O estudo é baseado num inquérito global a 561 executivos de diversas indústrias. Segundo o mesmo, apesar de apresentar um risco bastante sério, os inquiridos vêem a hiperconetividade como uma força positiva e acreditam que a sua organização está a adaptar-se de forma efetiva.

Contudo, os esforços que as organizações têm feito para se adaptarem à hiperconetividade têm sido limitados. Por exemplo, menos de metade introduziu programas de formação na área de digital skills. Enquanto os especialistas entrevistados para o estudo avisam da necessidade de uma mudança organizacional “profunda” e “fundamental”, menos de um em cada cinco acredita que a sua organização terá de restruturar “radicalmente”, como resposta ao crescimento da hiperconetividade no futuro.

O estudo também apurou que há mais executivos a esperarem que a internet induza no seu negócio, nos próximos três a cinco anos, um impacto revolucionário superior ao da tecnologia mobile ou da Internet of Things. Isto sugere que os inquiridos esperam que o futuro impacto da hiperconetividade seja uma continuidade de uma tendência histórica, em oposição a mudanças novas ou mudanças sem precedentes.

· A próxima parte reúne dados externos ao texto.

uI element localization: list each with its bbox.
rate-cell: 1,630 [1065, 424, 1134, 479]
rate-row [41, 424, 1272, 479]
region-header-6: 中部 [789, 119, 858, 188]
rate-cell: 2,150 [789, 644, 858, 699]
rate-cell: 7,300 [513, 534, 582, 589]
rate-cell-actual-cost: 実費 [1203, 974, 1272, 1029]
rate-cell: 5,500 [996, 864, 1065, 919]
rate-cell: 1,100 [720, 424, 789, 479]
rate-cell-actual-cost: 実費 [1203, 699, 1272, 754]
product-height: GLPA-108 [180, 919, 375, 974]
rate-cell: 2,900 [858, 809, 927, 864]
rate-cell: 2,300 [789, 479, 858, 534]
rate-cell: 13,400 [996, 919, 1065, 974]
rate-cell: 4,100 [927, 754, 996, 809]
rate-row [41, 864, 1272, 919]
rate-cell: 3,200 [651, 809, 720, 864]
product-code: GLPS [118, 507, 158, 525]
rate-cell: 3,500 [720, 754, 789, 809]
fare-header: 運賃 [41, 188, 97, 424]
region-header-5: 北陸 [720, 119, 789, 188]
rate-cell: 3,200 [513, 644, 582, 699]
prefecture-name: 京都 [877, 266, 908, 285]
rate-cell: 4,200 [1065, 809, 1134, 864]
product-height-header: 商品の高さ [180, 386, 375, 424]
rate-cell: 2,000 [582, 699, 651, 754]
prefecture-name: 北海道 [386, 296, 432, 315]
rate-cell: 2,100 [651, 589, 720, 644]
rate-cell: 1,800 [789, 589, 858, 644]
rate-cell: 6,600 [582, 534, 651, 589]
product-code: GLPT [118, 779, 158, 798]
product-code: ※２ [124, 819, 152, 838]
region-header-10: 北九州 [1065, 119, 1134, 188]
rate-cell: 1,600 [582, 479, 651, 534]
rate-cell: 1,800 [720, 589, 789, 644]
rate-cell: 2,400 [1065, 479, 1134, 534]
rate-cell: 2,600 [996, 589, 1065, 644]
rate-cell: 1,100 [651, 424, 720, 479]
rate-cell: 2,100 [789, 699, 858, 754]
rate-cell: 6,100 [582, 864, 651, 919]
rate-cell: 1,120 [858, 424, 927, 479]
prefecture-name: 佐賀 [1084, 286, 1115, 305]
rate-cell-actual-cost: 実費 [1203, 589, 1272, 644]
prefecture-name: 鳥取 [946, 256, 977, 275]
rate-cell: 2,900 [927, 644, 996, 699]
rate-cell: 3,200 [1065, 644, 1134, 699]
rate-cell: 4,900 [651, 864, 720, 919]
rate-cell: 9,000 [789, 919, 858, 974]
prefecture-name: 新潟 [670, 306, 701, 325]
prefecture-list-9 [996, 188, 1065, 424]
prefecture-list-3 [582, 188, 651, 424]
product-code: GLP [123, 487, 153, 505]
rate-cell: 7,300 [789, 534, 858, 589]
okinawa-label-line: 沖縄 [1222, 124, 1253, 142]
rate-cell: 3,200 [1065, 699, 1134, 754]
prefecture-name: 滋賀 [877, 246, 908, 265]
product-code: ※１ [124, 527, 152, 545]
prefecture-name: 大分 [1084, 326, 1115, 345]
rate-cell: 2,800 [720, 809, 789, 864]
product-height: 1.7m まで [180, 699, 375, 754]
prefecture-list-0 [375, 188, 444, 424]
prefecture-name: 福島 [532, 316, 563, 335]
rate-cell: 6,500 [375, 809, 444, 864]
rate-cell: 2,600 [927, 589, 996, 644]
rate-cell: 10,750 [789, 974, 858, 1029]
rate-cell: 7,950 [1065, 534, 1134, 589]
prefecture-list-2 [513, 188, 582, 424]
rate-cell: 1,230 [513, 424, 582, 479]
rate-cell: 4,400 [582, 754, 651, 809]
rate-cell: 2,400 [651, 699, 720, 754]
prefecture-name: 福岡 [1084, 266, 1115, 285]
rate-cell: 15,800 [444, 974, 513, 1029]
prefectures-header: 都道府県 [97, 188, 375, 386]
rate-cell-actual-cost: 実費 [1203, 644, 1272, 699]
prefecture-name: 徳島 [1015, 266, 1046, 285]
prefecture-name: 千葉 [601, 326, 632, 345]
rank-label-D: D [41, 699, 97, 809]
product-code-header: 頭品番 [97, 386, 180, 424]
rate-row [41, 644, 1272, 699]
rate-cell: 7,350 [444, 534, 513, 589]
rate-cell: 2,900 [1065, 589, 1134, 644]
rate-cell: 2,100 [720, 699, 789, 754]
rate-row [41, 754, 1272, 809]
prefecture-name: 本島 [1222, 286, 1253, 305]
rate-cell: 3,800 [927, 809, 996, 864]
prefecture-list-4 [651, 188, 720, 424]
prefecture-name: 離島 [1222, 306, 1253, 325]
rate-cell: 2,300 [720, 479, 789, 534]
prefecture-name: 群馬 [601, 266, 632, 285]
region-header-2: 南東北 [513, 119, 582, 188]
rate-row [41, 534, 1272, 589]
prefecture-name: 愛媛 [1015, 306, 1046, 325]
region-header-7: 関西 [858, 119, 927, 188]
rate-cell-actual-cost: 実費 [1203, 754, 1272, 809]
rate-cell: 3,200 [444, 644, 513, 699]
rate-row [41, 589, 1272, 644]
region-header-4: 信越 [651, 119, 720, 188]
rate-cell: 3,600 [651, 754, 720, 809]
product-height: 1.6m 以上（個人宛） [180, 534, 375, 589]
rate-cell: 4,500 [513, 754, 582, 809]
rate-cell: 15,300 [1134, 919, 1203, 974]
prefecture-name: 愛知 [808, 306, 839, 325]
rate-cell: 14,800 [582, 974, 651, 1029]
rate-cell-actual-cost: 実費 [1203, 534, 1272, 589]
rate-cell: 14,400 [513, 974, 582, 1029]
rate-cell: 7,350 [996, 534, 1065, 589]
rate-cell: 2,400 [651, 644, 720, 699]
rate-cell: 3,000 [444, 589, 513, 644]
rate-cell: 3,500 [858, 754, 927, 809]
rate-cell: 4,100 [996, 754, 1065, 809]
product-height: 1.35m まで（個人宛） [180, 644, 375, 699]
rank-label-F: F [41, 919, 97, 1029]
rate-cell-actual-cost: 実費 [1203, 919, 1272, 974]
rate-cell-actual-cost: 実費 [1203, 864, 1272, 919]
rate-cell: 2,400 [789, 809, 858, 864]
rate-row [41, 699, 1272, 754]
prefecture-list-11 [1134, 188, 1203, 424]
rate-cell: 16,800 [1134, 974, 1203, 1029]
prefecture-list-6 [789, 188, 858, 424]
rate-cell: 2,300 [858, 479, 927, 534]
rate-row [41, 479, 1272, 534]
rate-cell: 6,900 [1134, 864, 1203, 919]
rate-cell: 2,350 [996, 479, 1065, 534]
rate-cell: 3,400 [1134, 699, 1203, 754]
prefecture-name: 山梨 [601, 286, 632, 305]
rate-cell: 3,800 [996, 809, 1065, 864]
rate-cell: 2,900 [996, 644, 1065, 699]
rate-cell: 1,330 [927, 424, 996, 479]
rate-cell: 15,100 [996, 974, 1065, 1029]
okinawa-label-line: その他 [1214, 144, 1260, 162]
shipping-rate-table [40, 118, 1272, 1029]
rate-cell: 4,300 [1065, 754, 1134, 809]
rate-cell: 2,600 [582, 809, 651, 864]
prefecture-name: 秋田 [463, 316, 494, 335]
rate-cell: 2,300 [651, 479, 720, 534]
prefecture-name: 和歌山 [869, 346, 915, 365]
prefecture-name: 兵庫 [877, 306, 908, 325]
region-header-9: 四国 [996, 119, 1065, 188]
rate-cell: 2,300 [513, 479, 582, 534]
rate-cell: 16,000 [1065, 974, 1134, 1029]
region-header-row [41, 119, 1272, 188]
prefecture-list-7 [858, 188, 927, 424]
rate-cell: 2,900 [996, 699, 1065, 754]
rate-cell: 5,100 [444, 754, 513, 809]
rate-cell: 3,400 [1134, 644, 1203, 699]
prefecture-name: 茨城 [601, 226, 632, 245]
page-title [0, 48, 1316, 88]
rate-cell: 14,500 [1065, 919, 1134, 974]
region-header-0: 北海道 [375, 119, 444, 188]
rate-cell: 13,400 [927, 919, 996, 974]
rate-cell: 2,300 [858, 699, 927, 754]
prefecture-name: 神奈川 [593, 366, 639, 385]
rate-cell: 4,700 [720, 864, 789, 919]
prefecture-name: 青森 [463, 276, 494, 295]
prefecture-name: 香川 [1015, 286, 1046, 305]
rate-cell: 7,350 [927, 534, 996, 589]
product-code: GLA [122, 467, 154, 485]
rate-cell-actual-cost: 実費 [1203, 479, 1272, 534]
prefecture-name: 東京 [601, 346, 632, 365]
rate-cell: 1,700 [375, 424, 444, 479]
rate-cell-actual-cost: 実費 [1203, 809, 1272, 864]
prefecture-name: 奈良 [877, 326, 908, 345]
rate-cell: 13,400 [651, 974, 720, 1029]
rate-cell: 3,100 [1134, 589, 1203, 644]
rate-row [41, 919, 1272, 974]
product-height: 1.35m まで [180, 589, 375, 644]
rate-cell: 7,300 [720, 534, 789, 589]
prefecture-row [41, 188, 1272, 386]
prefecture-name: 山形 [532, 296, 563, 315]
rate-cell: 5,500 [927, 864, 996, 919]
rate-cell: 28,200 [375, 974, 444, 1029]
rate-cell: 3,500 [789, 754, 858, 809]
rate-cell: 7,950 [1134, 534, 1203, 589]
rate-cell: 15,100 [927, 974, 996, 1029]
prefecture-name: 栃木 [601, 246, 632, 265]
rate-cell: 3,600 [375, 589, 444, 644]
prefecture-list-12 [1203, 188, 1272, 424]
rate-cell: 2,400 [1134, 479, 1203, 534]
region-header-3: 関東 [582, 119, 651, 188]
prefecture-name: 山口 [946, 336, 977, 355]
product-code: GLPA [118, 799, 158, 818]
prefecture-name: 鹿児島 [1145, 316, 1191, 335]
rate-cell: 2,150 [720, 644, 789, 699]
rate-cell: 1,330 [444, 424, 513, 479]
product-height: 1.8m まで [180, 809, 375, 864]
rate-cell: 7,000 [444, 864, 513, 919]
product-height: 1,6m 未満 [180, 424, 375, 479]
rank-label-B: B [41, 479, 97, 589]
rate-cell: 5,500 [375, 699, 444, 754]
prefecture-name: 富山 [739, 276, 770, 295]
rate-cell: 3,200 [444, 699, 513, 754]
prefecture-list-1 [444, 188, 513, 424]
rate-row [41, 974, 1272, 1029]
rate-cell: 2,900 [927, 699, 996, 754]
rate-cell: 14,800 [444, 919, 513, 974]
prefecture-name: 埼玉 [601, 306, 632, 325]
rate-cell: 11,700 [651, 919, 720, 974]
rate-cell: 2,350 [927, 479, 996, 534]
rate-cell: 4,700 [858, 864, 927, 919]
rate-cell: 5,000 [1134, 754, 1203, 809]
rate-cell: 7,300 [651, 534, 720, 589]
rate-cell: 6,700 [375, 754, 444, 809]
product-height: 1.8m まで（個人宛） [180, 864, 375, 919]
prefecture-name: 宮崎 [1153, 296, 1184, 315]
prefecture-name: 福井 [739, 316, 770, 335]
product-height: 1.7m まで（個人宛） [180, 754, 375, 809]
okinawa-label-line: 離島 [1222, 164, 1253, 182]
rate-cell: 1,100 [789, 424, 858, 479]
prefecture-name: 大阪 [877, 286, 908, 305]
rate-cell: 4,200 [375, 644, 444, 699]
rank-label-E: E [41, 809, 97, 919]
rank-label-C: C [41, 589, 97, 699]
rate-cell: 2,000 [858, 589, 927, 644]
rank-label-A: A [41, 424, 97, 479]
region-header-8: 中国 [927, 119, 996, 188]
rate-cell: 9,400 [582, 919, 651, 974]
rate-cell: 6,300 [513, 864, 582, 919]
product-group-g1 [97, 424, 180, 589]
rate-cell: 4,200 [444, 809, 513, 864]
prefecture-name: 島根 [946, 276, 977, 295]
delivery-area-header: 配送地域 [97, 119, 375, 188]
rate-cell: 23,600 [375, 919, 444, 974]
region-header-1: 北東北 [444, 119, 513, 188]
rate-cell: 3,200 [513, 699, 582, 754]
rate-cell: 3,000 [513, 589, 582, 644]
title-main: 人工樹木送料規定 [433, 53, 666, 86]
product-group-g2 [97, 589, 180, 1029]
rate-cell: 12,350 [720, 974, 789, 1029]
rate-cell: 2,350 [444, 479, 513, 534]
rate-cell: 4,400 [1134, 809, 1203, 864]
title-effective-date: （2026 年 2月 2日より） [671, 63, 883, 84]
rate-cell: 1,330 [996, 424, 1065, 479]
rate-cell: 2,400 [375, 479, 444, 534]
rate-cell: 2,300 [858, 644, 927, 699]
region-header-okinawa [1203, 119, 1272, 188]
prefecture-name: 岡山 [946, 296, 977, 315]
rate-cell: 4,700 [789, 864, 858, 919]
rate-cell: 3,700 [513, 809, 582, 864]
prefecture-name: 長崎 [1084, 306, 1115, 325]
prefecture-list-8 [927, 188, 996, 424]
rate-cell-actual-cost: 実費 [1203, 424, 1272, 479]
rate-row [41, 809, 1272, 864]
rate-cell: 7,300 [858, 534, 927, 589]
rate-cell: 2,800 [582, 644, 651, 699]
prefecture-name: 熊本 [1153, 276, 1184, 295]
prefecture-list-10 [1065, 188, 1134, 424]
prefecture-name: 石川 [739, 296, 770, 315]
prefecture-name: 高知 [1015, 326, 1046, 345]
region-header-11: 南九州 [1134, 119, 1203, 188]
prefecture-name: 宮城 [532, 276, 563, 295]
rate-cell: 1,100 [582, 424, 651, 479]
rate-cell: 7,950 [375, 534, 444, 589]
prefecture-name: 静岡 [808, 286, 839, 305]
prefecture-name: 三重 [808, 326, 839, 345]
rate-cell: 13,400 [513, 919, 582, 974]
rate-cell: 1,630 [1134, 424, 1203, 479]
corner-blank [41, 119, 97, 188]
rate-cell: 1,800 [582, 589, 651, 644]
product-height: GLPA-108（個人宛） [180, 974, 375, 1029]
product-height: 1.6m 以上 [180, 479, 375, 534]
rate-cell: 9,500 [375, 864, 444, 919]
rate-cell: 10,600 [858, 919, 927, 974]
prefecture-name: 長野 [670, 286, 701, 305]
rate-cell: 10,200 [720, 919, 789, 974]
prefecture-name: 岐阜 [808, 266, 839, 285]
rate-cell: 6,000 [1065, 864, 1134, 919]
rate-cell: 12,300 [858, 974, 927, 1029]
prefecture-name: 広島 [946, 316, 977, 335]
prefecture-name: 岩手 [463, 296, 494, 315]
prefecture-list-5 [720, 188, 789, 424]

De acordo com o documento, apurou-se também que os executivos inquiridos sentem maior pressão competitiva por parte de empresas estabelecidas no uso de tecnologia digital que de start-ups digitais.

Segundo Pete Swabey, senior editor do The Economist Intelligence Unit, “os executivos apreciam claramente o crescimento da interconetividade na sociedade e que tal venha a ter implicações substanciais nas suas empresas. Todavia, é surpreendente que não revelem estar a tomar as medidas necessárias para se adaptarem à hiperconetividade”.